Organizations: Center for Resuscitation Science, Department of Emergency Medicine, Hospital of the University of Pennsylvania, Philadelphia, Pennsylvania 19104, USA; Department of Chemistry, University of Pennsylvania, Philadelphia, Pennsylvania 19104, USA; Mechanical Engineering and Applied Mechanics, University of Pennsylvania, Philadelphia, Pennsylvania 19104, USA; Department of Anesthesiology and Critical Care, Hospital of the University of Pennsylvania, Philadelphia, Pennsylvania 19104, USA

Important physiological, pathological, and technological processes occur at continuous and dispersed phase interfaces.
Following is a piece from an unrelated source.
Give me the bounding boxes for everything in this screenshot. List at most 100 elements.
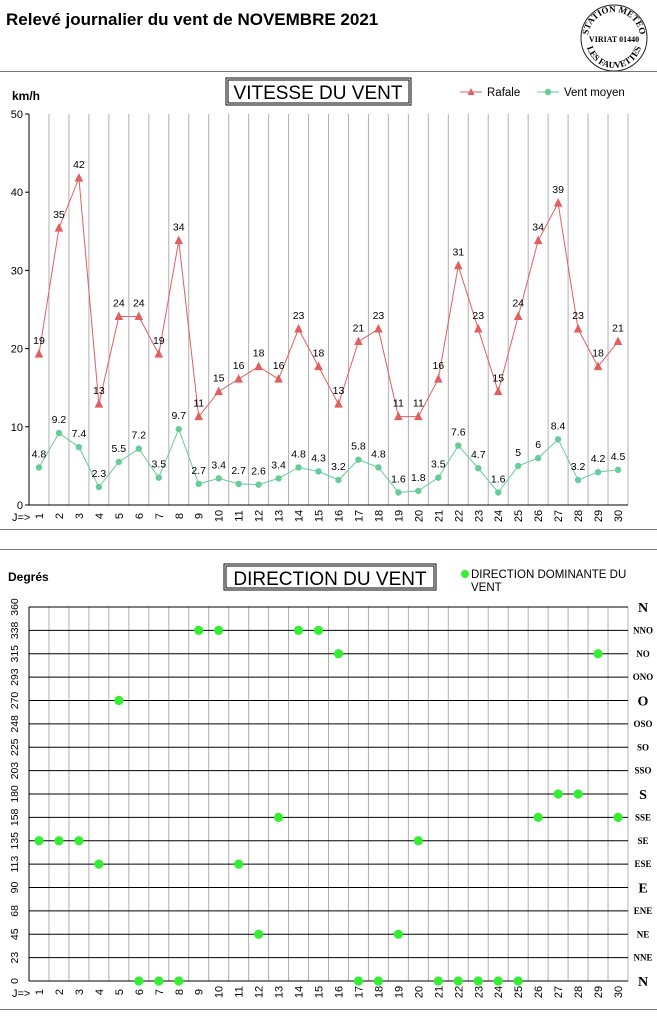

Understanding these processes is limited by inability to quantitate molecular events occurring at the interface. To provide a model-independent measurement of protein concentration and mobility at the interface, we employed confocal laser scanning microscopy (CLSM). Fluorescently labeled albumin and fibrinogen were studied singly, pairwise, and with a surfactant, Pluronic F-127, in aqueous droplets. CLSM enables measurement of molecular behaviors manifest as surface inhomogeneity and of biophysical quantities including partitioning between the bulk and the gas−liquid (GL) interface. We conclude that albumin and fibrinogen behave substantially differently at the GL interface, adsorption from multispecies solutions is fundamentally different than adsorption from solutions of single species, and surfactants can inhibit proteins from occupying the interface.